Da quasi un ventennio il Giappone, da invidiato paradigma di successo, si è trasformato nell’emblema di una malattia economica cronica, refrattaria alle cure. Economisti e governi non hanno saputo ancora trovare rimedi adeguati.

4. Qual è la scommessa del governo di Shinzo Abe?

I governi giapponesi hanno infatti finora perseguito politiche fiscali timide e la politica monetaria non è mai diventata sufficientemente generosa. Il risultato è che il Pil nominale giapponese di oggi è ancora al medesimo livello del 1992 e che, come conseguenza della mancata crescita, le entrate tributarie si sono ridotte, contribuendo ad alimentare la crescita del debito pubblico.

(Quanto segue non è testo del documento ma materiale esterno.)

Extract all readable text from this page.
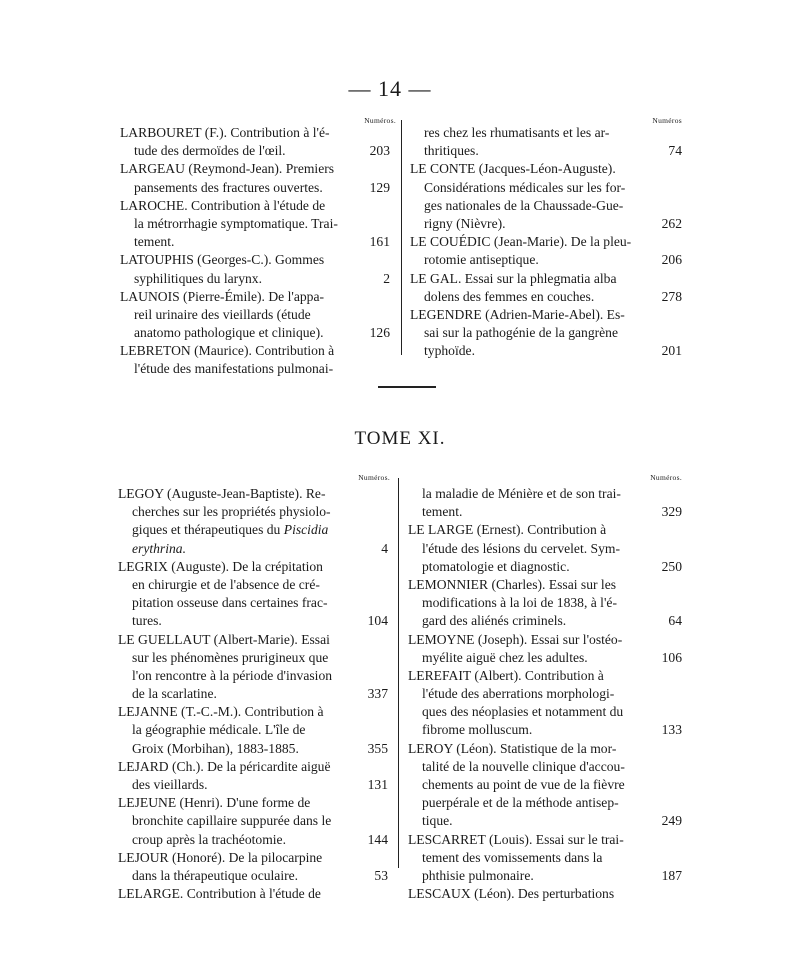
— 14 —
Numéros.	Numéros
LARBOURET (F.). Contribution à l'é-
tude des dermoïdes de l'œil.	203
LARGEAU (Reymond-Jean). Premiers
pansements des fractures ouvertes.	129
LAROCHE. Contribution à l'étude de
la métrorrhagie symptomatique. Trai-
tement.	161
LATOUPHIS (Georges-C.). Gommes
syphilitiques du larynx.	2
LAUNOIS (Pierre-Émile). De l'appa-
reil urinaire des vieillards (étude
anatomo pathologique et clinique).	126
LEBRETON (Maurice). Contribution à
l'étude des manifestations pulmonai-
res chez les rhumatisants et les ar-
thritiques.	74
LE CONTE (Jacques-Léon-Auguste).
Considérations médicales sur les for-
ges nationales de la Chaussade-Gue-
rigny (Nièvre).	262
LE COUÉDIC (Jean-Marie). De la pleu-
rotomie antiseptique.	206
LE GAL. Essai sur la phlegmatia alba
dolens des femmes en couches.	278
LEGENDRE (Adrien-Marie-Abel). Es-
sai sur la pathogénie de la gangrène
typhoïde.	201
TOME XI.
Numéros.	Numéros.
LEGOY (Auguste-Jean-Baptiste). Re-
cherches sur les propriétés physiolo-
giques et thérapeutiques du Piscidia
erythrina.	4
LEGRIX (Auguste). De la crépitation
en chirurgie et de l'absence de cré-
pitation osseuse dans certaines frac-
tures.	104
LE GUELLAUT (Albert-Marie). Essai
sur les phénomènes prurigineux que
l'on rencontre à la période d'invasion
de la scarlatine.	337
LEJANNE (T.-C.-M.). Contribution à
la géographie médicale. L'île de
Groix (Morbihan), 1883-1885.	355
LEJARD (Ch.). De la péricardite aiguë
des vieillards.	131
LEJEUNE (Henri). D'une forme de
bronchite capillaire suppurée dans le
croup après la trachéotomie.	144
LEJOUR (Honoré). De la pilocarpine
dans la thérapeutique oculaire.	53
LELARGE. Contribution à l'étude de
la maladie de Ménière et de son trai-
tement.	329
LE LARGE (Ernest). Contribution à
l'étude des lésions du cervelet. Sym-
ptomatologie et diagnostic.	250
LEMONNIER (Charles). Essai sur les
modifications à la loi de 1838, à l'é-
gard des aliénés criminels.	64
LEMOYNE (Joseph). Essai sur l'ostéo-
myélite aiguë chez les adultes.	106
LEREFAIT (Albert). Contribution à
l'étude des aberrations morphologi-
ques des néoplasies et notamment du
fibrome molluscum.	133
LEROY (Léon). Statistique de la mor-
talité de la nouvelle clinique d'accou-
chements au point de vue de la fièvre
puerpérale et de la méthode antisep-
tique.	249
LESCARRET (Louis). Essai sur le trai-
tement des vomissements dans la
phthisie pulmonaire.	187
LESCAUX (Léon). Des perturbations
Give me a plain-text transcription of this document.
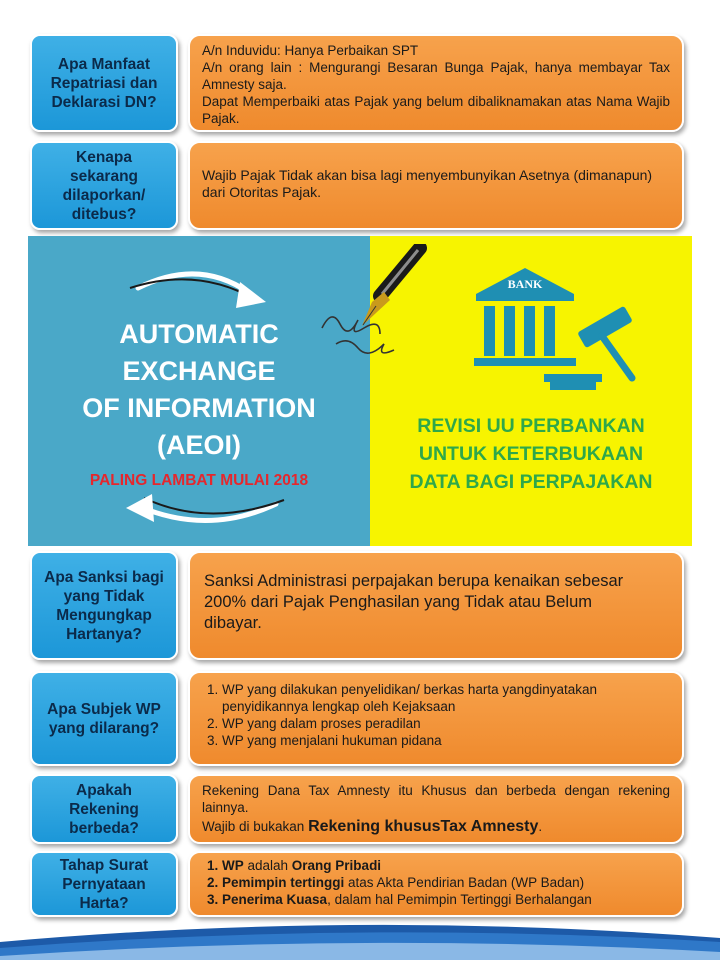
Apa Manfaat Repatriasi dan Deklarasi DN?

A/n Induvidu: Hanya Perbaikan SPT

A/n orang lain : Mengurangi Besaran Bunga Pajak, hanya membayar Tax Amnesty saja.

Dapat Memperbaiki atas Pajak yang belum dibaliknamakan atas Nama Wajib Pajak.

Kenapa sekarang dilaporkan/ ditebus?

Wajib Pajak Tidak akan bisa lagi menyembunyikan Asetnya (dimanapun) dari Otoritas Pajak.

AUTOMATIC
EXCHANGE
OF INFORMATION
(AEOI)
PALING LAMBAT MULAI 2018
BANK
REVISI UU PERBANKAN
UNTUK KETERBUKAAN
DATA BAGI PERPAJAKAN
Apa Sanksi bagi yang Tidak Mengungkap Hartanya?

Sanksi Administrasi perpajakan berupa kenaikan sebesar 200% dari Pajak Penghasilan yang Tidak atau Belum dibayar.

Apa Subjek WP yang dilarang?
1. WP yang dilakukan penyelidikan/ berkas harta yangdinyatakan penyidikannya lengkap oleh Kejaksaan
2. WP yang dalam proses peradilan
3. WP yang menjalani hukuman pidana
Apakah Rekening berbeda?

Rekening Dana Tax Amnesty itu Khusus dan berbeda dengan rekening lainnya.

Wajib di bukakan Rekening khususTax Amnesty.

Tahap Surat Pernyataan Harta?
1. WP adalah Orang Pribadi
2. Pemimpin tertinggi atas Akta Pendirian Badan (WP Badan)
3. Penerima Kuasa, dalam hal Pemimpin Tertinggi Berhalangan
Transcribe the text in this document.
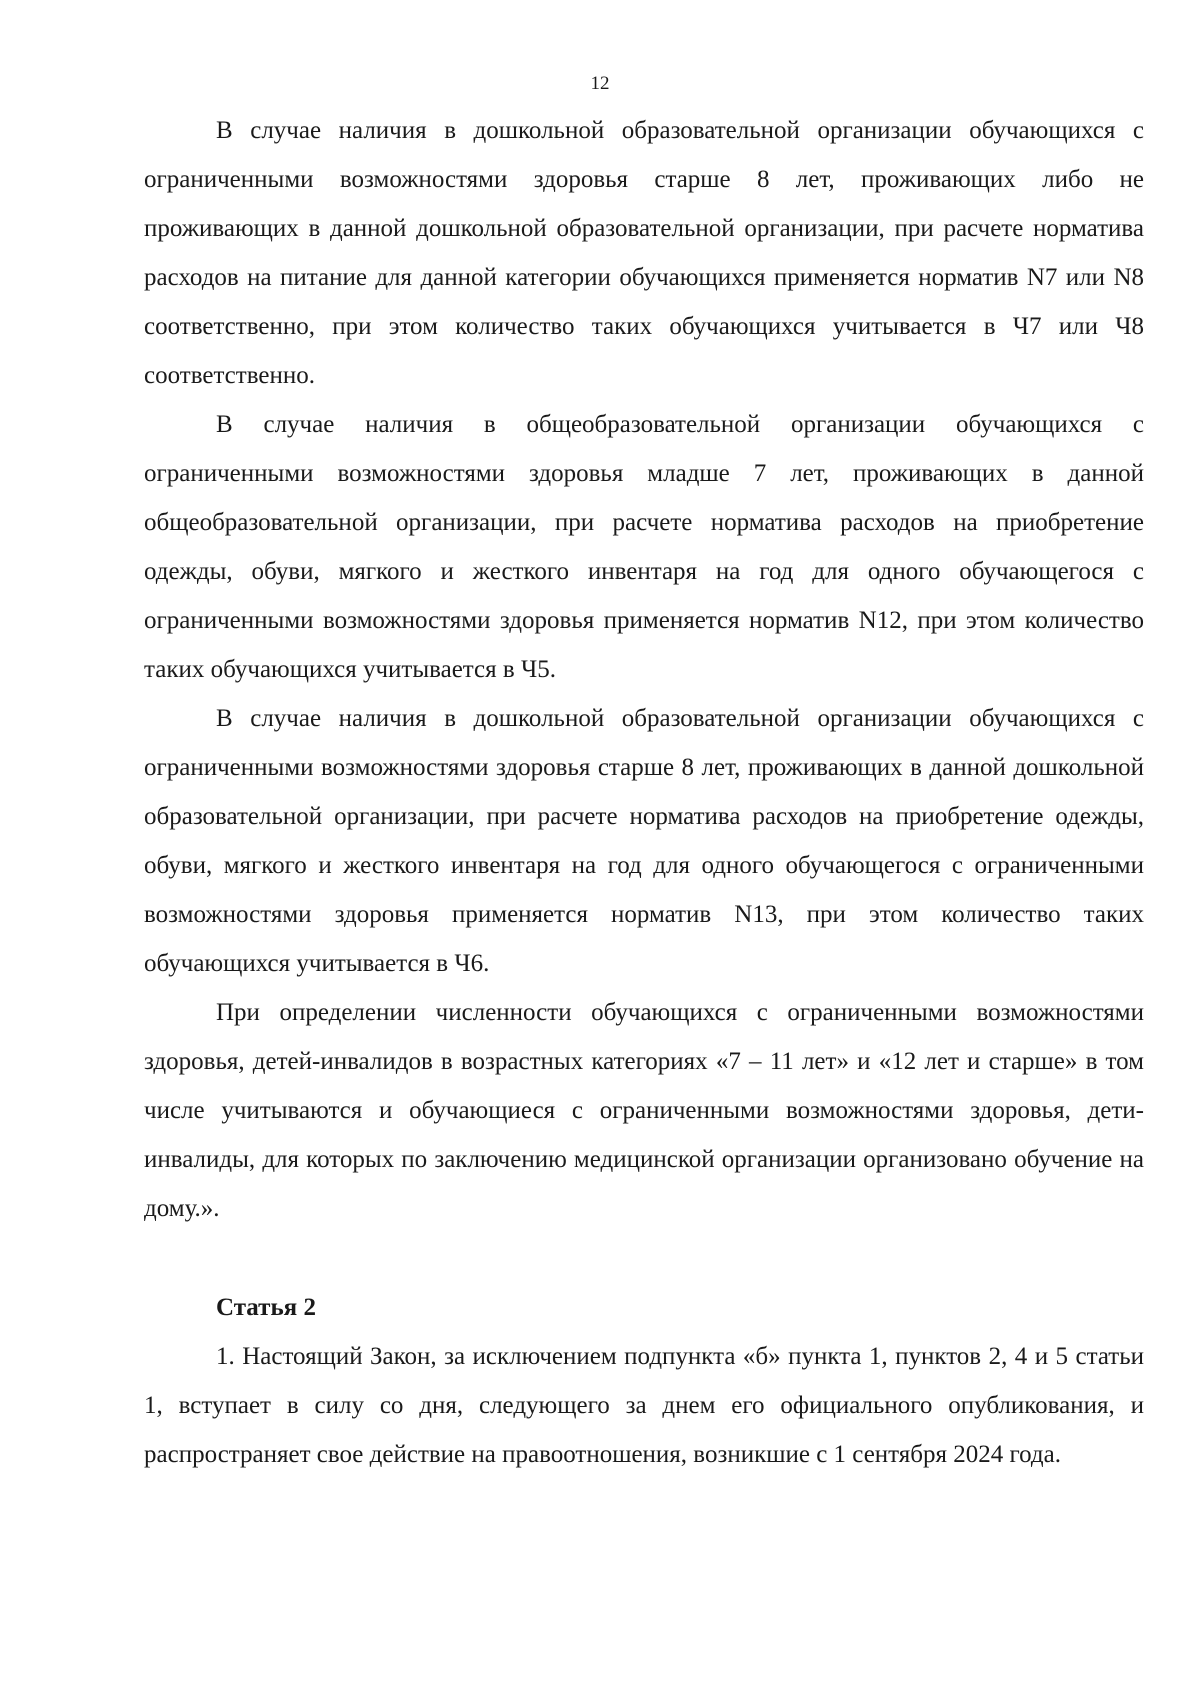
12

В случае наличия в дошкольной образовательной организации обучающихся с ограниченными возможностями здоровья старше 8 лет, проживающих либо не проживающих в данной дошкольной образовательной организации, при расчете норматива расходов на питание для данной категории обучающихся применяется норматив N7 или N8 соответственно, при этом количество таких обучающихся учитывается в Ч7 или Ч8 соответственно.

В случае наличия в общеобразовательной организации обучающихся с ограниченными возможностями здоровья младше 7 лет, проживающих в данной общеобразовательной организации, при расчете норматива расходов на приобретение одежды, обуви, мягкого и жесткого инвентаря на год для одного обучающегося с ограниченными возможностями здоровья применяется норматив N12, при этом количество таких обучающихся учитывается в Ч5.

В случае наличия в дошкольной образовательной организации обучающихся с ограниченными возможностями здоровья старше 8 лет, проживающих в данной дошкольной образовательной организации, при расчете норматива расходов на приобретение одежды, обуви, мягкого и жесткого инвентаря на год для одного обучающегося с ограниченными возможностями здоровья применяется норматив N13, при этом количество таких обучающихся учитывается в Ч6.

При определении численности обучающихся с ограниченными возможностями здоровья, детей-инвалидов в возрастных категориях «7 – 11 лет» и «12 лет и старше» в том числе учитываются и обучающиеся с ограниченными возможностями здоровья, дети-инвалиды, для которых по заключению медицинской организации организовано обучение на дому.».

Статья 2

1. Настоящий Закон, за исключением подпункта «б» пункта 1, пунктов 2, 4 и 5 статьи 1, вступает в силу со дня, следующего за днем его официального опубликования, и распространяет свое действие на правоотношения, возникшие с 1 сентября 2024 года.
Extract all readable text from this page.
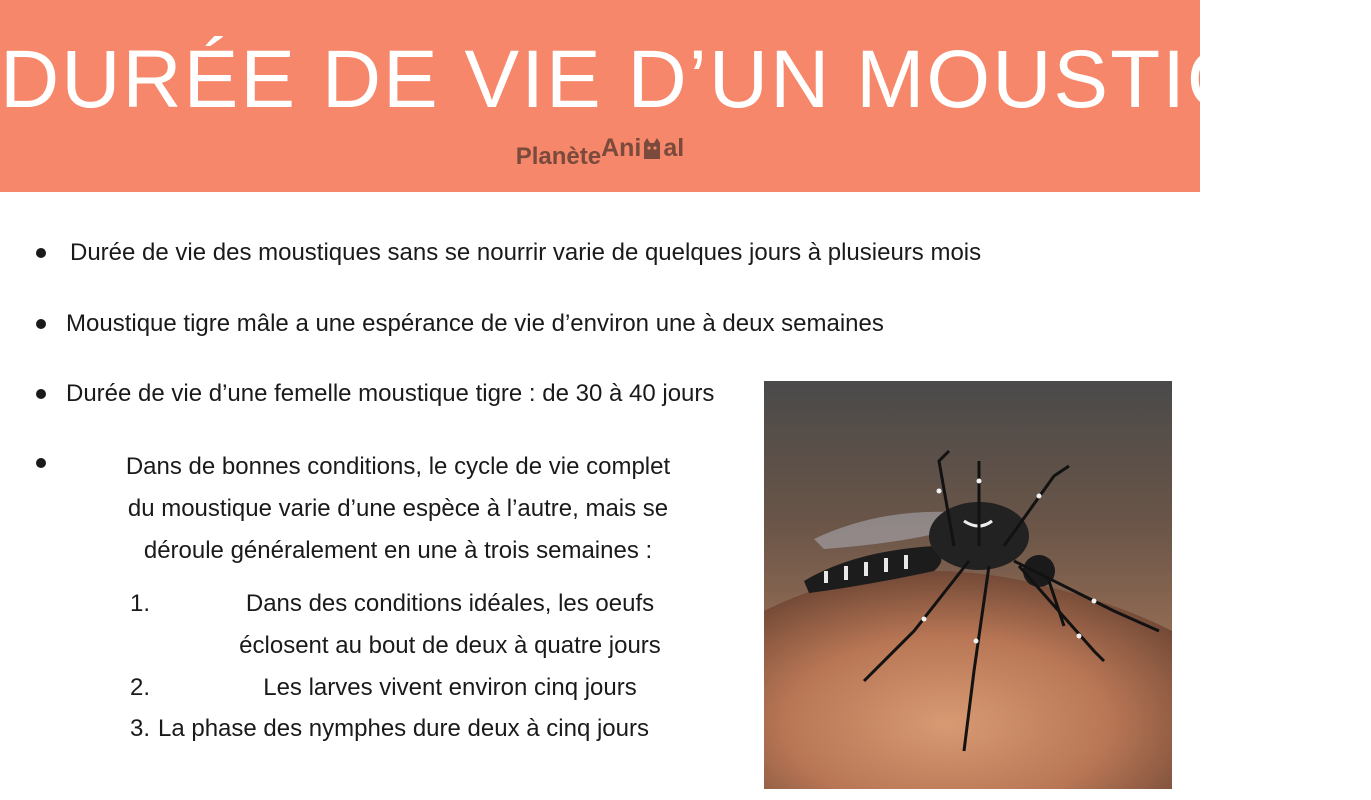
DURÉE DE VIE D’UN MOUSTIQUE
PlanèteAni al
Durée de vie des moustiques sans se nourrir varie de quelques jours à plusieurs mois
Moustique tigre mâle a une espérance de vie d’environ une à deux semaines
Durée de vie d’une femelle moustique tigre : de 30 à 40 jours
Dans de bonnes conditions, le cycle de vie complet
du moustique varie d’une espèce à l’autre, mais se
déroule généralement en une à trois semaines :
1.	Dans des conditions idéales, les oeufs
éclosent au bout de deux à quatre jours
2.	Les larves vivent environ cinq jours
3. La phase des nymphes dure deux à cinq jours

Il nuovo governo di Shinzo Abe tenta quindi oggi un radicale cambio di strategia, cioè rianimare un’economia catatonica con una violenta “terapia d’urto” e trovare la via dell’assorbimento dell’eccesso di debito attraverso una crescita sostenuta e duratura del reddito.

Non è una via inedita (è infatti analoga alla ricetta di Roosvelt per reagire alla crisi degli anni ’30), ma negli anni recenti ha trovato ben poche adesioni. In Europa, ad esempio, i governi e gli economisti “ortodossi” sono inorriditi da una ricetta keynesiana così aggressiva in un paese già ad altissimo debito pubblico e, per questo, paventano futuri disastri finanziari.

Può essere tuttavia incoraggiante che i mercati finanziari abbiano per ora smentito i pronostici, salutando la novità con inatteso ottimismo. L’audace esperimento giapponese merita infatti di essere osservato con grande attenzione perché potrebbe suggerire anche all’Europa la via d’uscita alla propria incipiente “sindrome giapponese”.